Mail Dates vs. In-home Dates
Some catalogers prefer mailings that are based on in-home dates, while others use mail dates. There appears to be some confusion about which strategy to employ and why. Compounding this dilemma is the fact that some catalogers tend to use the terms “in-home dates” and “mail dates” interchangeably. But significant differences exist between the two.
This month I’ll explore the pros and cons of each. I’ll also try to provide guidance regarding which mailing strategy is right for your catalog-distribution plan.
Mail dates are defined as the day the mailing is to begin. The mailing generally takes place during a five-day period (if in a mail pool drop-ship program) beginning on the specified date.
An in-home date occurs when most of the catalogs being mailed hit in-home within a three-day window. Your printer will stagger the distribution by day so that about 90 percent of the total mailing reaches all customers and prospects within three days of one another. For example, a customer in California will get a catalog within three days of someone in New York.
When in-home dates are used, the printer determines the actual release date of the mail. But when mail dates are used, the cataloger specifies the dates.
Whichever method you prefer (in-home vs. mail dates), consistently use one method or the other.
Next, I’ll review how a printer’s mail-distribution plan works when mail dates and in-home dates are used.

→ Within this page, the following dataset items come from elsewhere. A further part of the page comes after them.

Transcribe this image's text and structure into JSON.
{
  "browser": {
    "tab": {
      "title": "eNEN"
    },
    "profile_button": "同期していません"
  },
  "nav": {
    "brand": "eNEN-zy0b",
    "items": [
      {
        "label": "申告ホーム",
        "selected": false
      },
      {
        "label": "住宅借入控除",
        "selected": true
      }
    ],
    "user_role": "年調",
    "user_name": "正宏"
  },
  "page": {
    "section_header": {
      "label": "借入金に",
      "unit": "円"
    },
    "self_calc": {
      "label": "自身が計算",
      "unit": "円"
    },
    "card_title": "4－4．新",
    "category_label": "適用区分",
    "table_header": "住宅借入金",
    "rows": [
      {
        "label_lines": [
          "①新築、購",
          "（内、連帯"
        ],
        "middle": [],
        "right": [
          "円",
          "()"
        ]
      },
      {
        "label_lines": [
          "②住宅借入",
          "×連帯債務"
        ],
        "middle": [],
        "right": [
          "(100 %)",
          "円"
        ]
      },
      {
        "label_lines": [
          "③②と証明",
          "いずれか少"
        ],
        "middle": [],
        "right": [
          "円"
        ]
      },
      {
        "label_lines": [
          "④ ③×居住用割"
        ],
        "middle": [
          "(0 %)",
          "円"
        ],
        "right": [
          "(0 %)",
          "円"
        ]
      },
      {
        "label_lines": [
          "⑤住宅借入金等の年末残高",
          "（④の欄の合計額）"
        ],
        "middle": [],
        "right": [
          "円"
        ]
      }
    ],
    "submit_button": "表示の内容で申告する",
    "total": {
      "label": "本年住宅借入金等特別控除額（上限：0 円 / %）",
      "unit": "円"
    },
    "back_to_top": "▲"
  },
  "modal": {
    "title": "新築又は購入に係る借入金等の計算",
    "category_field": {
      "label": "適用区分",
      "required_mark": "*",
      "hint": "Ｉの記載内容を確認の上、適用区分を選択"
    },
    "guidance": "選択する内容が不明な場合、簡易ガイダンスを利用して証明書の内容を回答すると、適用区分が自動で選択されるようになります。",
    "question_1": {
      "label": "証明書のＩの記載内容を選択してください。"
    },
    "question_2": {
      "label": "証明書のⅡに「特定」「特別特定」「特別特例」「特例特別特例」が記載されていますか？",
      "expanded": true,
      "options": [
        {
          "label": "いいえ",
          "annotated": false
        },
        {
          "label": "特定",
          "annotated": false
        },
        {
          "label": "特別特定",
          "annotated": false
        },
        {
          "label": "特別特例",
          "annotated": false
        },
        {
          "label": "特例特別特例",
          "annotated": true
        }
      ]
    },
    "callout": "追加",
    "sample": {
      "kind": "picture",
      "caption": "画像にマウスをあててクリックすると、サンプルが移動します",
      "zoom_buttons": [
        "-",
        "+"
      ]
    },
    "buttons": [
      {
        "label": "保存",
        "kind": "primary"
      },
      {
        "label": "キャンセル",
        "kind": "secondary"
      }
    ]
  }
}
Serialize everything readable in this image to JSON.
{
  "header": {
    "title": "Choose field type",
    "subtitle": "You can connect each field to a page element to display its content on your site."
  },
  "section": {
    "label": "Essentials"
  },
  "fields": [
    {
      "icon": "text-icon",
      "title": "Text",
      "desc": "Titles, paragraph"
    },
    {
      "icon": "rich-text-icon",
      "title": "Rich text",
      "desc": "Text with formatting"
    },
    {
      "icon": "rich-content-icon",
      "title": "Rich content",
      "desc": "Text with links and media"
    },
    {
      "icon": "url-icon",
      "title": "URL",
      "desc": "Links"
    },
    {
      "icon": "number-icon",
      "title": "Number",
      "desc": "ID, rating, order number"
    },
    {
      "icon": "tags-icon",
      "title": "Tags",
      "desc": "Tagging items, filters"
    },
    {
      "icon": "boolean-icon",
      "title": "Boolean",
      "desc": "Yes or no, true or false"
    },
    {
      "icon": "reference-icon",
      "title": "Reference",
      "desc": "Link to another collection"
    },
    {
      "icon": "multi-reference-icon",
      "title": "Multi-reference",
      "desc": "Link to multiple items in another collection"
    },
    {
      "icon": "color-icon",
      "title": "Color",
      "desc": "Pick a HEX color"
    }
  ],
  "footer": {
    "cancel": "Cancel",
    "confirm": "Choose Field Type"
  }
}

When mail dates are used: Take the example of a Maine-based catalog printer that may begin its pool shipments on a Monday and run through Friday or Saturday of that week. So catalogs may leave for Boston on Monday but trucks don’t depart for California until Friday, which means catalogs ultimately would be delivered during a longer period of time. The Boston and California mail probably would arrive in-home about 10 days apart.